To maintain privilege, all multi-party communication must first meet the basic qualification that it is of a legal nature. Communications that include a mixture of business and legal considerations will usually qualify, as long as the primary purpose is legal. Discussing the status of the borrower's basic operations, for example, would not void an otherwise privileged communication.

Ensuring that communications among multiple parties meet the common-interest requirement requires many considerations. Parties must ensure they are sufficiently aligned by carefully evaluating their individual legal interests in relation to the anticipated litigation as well as any other potential conflicts. They must consider how the common interest evaluation would be affected if, for example, a member withdraws from the transaction or one member's unique situation might lead it to be sued independently or singled out for regulatory scrutiny.

Written common interest agreements tend to be the best way to protect group communications since they force the parties to think through all of the issues. But even oral agreements may include general parameters such as how and when information may be shared with members later added to the group. Each member must also consider how the common interest agreement will affect future investment interests and determine if it is consistent with their overall investment objectives.

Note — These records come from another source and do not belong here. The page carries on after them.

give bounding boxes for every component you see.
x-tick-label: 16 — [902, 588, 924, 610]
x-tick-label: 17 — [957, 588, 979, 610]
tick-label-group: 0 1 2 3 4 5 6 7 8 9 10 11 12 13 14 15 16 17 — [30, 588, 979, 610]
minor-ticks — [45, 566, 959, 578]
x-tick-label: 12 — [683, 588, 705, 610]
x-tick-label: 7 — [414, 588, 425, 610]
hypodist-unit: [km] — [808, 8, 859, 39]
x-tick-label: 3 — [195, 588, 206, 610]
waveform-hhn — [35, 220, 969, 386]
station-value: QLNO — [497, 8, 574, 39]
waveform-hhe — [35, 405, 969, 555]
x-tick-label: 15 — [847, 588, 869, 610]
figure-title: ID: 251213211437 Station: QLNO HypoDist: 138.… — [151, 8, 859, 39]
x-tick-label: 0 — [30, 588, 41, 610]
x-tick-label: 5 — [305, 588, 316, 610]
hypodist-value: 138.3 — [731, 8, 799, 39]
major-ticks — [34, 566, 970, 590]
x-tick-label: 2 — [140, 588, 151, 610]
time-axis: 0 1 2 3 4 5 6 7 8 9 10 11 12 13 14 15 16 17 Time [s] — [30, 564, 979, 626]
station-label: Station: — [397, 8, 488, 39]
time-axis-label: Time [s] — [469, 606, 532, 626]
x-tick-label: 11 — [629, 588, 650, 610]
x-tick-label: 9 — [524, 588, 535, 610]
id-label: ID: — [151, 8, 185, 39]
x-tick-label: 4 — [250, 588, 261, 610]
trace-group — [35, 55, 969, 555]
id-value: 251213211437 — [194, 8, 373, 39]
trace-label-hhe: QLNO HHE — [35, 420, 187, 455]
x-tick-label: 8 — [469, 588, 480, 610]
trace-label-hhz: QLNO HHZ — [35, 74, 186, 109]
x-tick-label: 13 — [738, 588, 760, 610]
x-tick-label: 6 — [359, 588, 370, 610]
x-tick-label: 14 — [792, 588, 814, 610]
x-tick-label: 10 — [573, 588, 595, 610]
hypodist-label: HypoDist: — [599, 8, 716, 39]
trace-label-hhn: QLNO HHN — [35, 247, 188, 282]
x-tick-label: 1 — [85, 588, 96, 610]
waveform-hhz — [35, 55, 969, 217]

With all of this, deal teams need to prepare and protect themselves. There are a few practical, but essential, considerations in doing so;

  • Always assume that, even when there is a strong privilege argument, a given email, document or conversation might end up before the court or in the hands of opposing counsel;
  • Determine who is a necessary participant in the crafting and implementation of legal advice. Set ground rules for participation and establish protocols for taking notes or otherwise memorializing information;
  • Whenever possible, take the extra step of documenting the specific legal nature of communications;
  • Remember that electronic communications – even those presumed deleted – have a long shelf life and will likely be retained on back-up tapes, by the recipients or in the cloud;
  • Be careful what you copy – digital copiers store every image scanned, copied, emailed or faxed;
  • Always carefully examine who is copied on communications, since disclosure to third parties may waive the privilege. When hitting "reply all," be certain you know everyone on the distribution list; remember that forwarding privileged communications to other parties might constitute a waiver of the privilege.
  • Take careful steps to structure and document common interest arrangements so that communications among the group stay "inside the tent"; and
  • Understand that attorney-client privilege does not necessarily extend to digital attachments, even if the underlying communication is privileged.

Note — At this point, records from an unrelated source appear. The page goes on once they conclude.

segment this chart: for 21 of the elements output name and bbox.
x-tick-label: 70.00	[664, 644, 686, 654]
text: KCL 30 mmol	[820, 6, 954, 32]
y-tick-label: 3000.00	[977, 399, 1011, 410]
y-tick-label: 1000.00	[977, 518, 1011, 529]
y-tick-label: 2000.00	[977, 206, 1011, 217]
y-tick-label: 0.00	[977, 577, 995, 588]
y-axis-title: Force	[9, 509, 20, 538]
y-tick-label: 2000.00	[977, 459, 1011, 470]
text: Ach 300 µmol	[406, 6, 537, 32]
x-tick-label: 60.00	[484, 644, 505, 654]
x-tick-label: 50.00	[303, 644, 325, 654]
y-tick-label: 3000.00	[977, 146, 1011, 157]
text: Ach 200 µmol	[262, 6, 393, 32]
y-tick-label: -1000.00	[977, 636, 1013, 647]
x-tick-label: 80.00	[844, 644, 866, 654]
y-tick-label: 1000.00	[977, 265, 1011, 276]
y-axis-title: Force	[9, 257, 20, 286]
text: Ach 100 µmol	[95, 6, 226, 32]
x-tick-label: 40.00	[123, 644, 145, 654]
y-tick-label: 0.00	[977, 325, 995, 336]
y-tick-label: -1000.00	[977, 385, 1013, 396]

The attorney-client privilege exists to promote full and candid communications and allow for the development of a robust legal strategy without fear of disclosure. If anything, complicated deals and transactions involving multiple parties require more – not less – flexibility in terms of devising legal strategy. With careful consideration and a clear understanding of the parameters of privilege, deal teams don't have to choose between legal protections and the efficiencies of high-tech, multi-party communications.
Samuel Goldfarb is the general counsel of Black Diamond Capital Management, a Connecticut-based alternative asset management firm. Craig A. Newman is a litigation partner in the New York office of Richards Kibbe & Orbe LLP.